What do you make of this? Looks like this could be the 1080p machine to get…
http://cgi.ebay.ca/Apple-Mac-Mini-2-33Ghz-…1QQcmdZViewItem
I have an equal spec'd mini. I upgraded to a 2.33ghz T7600 and 2gb ram.
On 1080p files I'm pushing near 100% CPU, but rarely do I have any dropped frames.
I can run some tests if you like, or if you have sample files you would like me to run.
What file format 1080p? If you're viewing something highly compressed that wouldn't surprise me. My Mac mini is one of the older ones and does 1080p fine with 1gb ram. I think it's really just a matter of tuning and having a drive that can handle the throughput.
I play 1080p stuff over an SMB or AFP share to eliminate the local disk io issues and that does a pretty good job for me.
On dual cores, 100% really only means 50%, or 100% of one core. I've seen my MBP peak at 125% or so on some real high bitrate 1080p MKVs.
I didn't even know it was possible to upgrade the CPU.
I just sold my 17" 2.33Ghz MBP yesterday and I would really like to replace it with a mini. I couldn't justify the MBP for a media center and occasional mobility. I thought I would need it more on the road for work and found that I could live without it. But it did a great job with Plex and any content I fed it.
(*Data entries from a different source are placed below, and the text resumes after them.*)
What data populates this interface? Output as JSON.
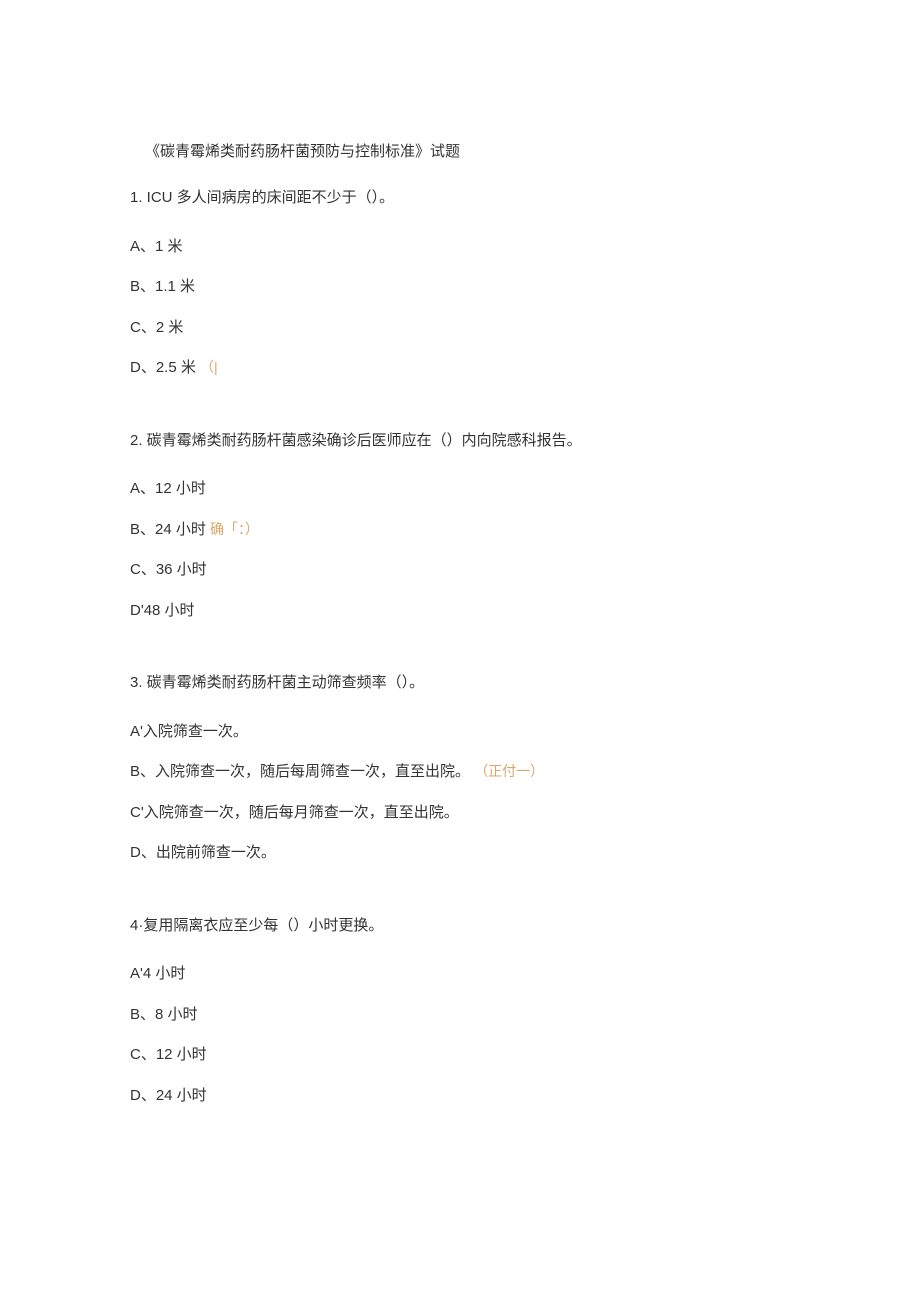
{
  "title": "《碳青霉烯类耐药肠杆菌预防与控制标准》试题",
  "q1": {
    "text": "1. ICU 多人间病房的床间距不少于（）。",
    "a": "A、1 米",
    "b": "B、1.1 米",
    "c": "C、2 米",
    "d": "D、2.5 米",
    "d_ann": "（|"
  },
  "q2": {
    "text": "2. 碳青霉烯类耐药肠杆菌感染确诊后医师应在（）内向院感科报告。",
    "a": "A、12 小时",
    "b": "B、24 小时",
    "b_ann": "确「：）",
    "c": "C、36 小时",
    "d": "D'48 小时"
  },
  "q3": {
    "text": "3. 碳青霉烯类耐药肠杆菌主动筛查频率（）。",
    "a": "A'入院筛查一次。",
    "b": "B、入院筛查一次，随后每周筛查一次，直至出院。",
    "b_ann": "（正付一）",
    "c": "C'入院筛查一次，随后每月筛查一次，直至出院。",
    "d": "D、出院前筛查一次。"
  },
  "q4": {
    "text": "4·复用隔离衣应至少每（）小时更换。",
    "a": "A'4 小时",
    "b": "B、8 小时",
    "c": "C、12 小时",
    "d": "D、24 小时"
  }
}
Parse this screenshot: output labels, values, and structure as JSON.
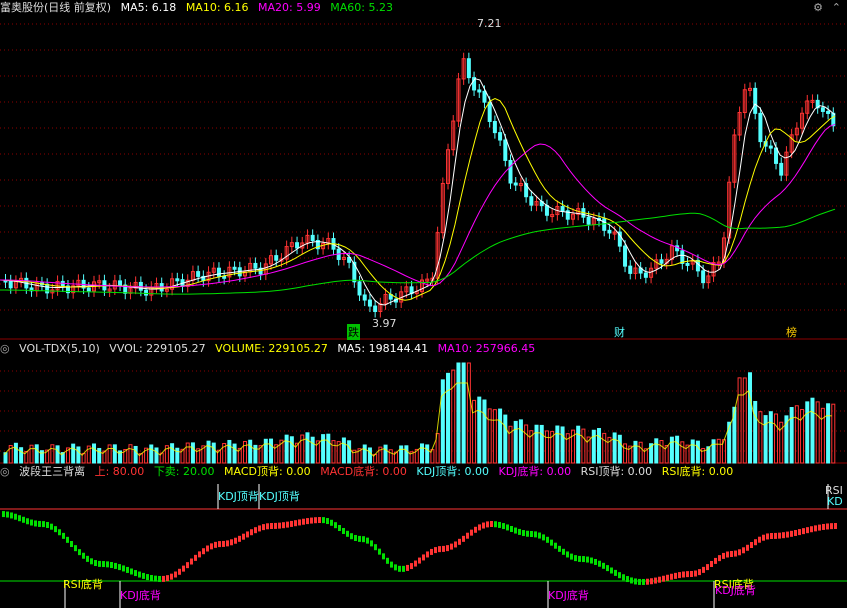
{
  "main_panel": {
    "title": "富奥股份(日线 前复权)",
    "ma5": "MA5: 6.18",
    "ma10": "MA10: 6.16",
    "ma20": "MA20: 5.99",
    "ma60": "MA60: 5.23",
    "high_label": "7.21",
    "low_label": "3.97",
    "markers": {
      "die": "跌",
      "cai": "财",
      "bang": "榜"
    }
  },
  "volume_panel": {
    "name": "VOL-TDX(5,10)",
    "vvol": "VVOL: 229105.27",
    "volume": "VOLUME: 229105.27",
    "ma5": "MA5: 198144.41",
    "ma10": "MA10: 257966.45"
  },
  "indicator_panel": {
    "name": "波段王三背离",
    "up": "上: 80.00",
    "down": "下卖: 20.00",
    "macd_top": "MACD顶背: 0.00",
    "macd_bottom": "MACD底背: 0.00",
    "kdj_top": "KDJ顶背: 0.00",
    "kdj_bottom": "KDJ底背: 0.00",
    "rsi_top": "RSI顶背: 0.00",
    "rsi_bottom": "RSI底背: 0.00",
    "tags": {
      "kdj_top_1": "KDJ顶背",
      "kdj_top_2": "KDJ顶背",
      "rsi_bottom_1": "RSI底背",
      "kdj_bottom_1": "KDJ底背",
      "kdj_bottom_2": "KDJ底背",
      "rsi_bottom_2": "RSI底背",
      "kdj_bottom_3": "KDJ底背",
      "rsi_right": "RSI",
      "kd_right": "KD"
    }
  },
  "colors": {
    "up": "#ff3333",
    "down": "#54ffff",
    "ma5": "#ffffff",
    "ma10": "#ffff00",
    "ma20": "#ff00ff",
    "ma60": "#00e000",
    "grid": "#8b0000"
  },
  "icons": {
    "settings": "gear-icon",
    "collapse": "chevron-up-icon"
  }
}
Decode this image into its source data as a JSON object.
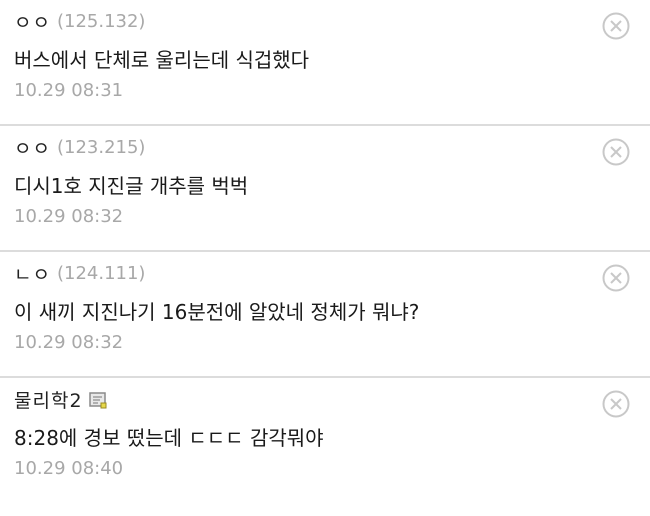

I may even see if I can get my iMac back in the same room as my plasma.
You can totally upgrade the intel minis. There are walk-through all over the web.
I was going to do it myself but when I saw how much it would cost it made more sense to sell the old mini and buy one already upgraded.
I’ve got a 2.0GHz Mini w/ 4GB
&
a 2.33GHz Mini w/ 4GB on ram. There is QUITE a noticeable difference, eps on 1080p material that needs loads of processor headroom.
2.33GHz is the way to go if you have a large varied collection of 1080p material. Otherwise 2.0GHz is fine in many cases.
You know, I'm pretty close to making the assertion that there isn't really any problem with processor speed.
My current situation is this, I've got some mpeg transport streams that I've ripped to the hard drive. I play it in Plex and the audio lags pretty far behind (seconds), video is quite jerky. But the telling part is looking at the load, only 14%, so it's not that it's lagging. I can load the same file in VLC and it has a little burp starting up, but it kicks in and everything is synced up.
After looking a bit at the code I'm kind of suspecting that CDVDPlayerVideo.cpp or CDVDVideoCodecLibMpeg2 has some bug in it.
Damn. I hate to say it but XBMC Atlantis doesn't have the same problem.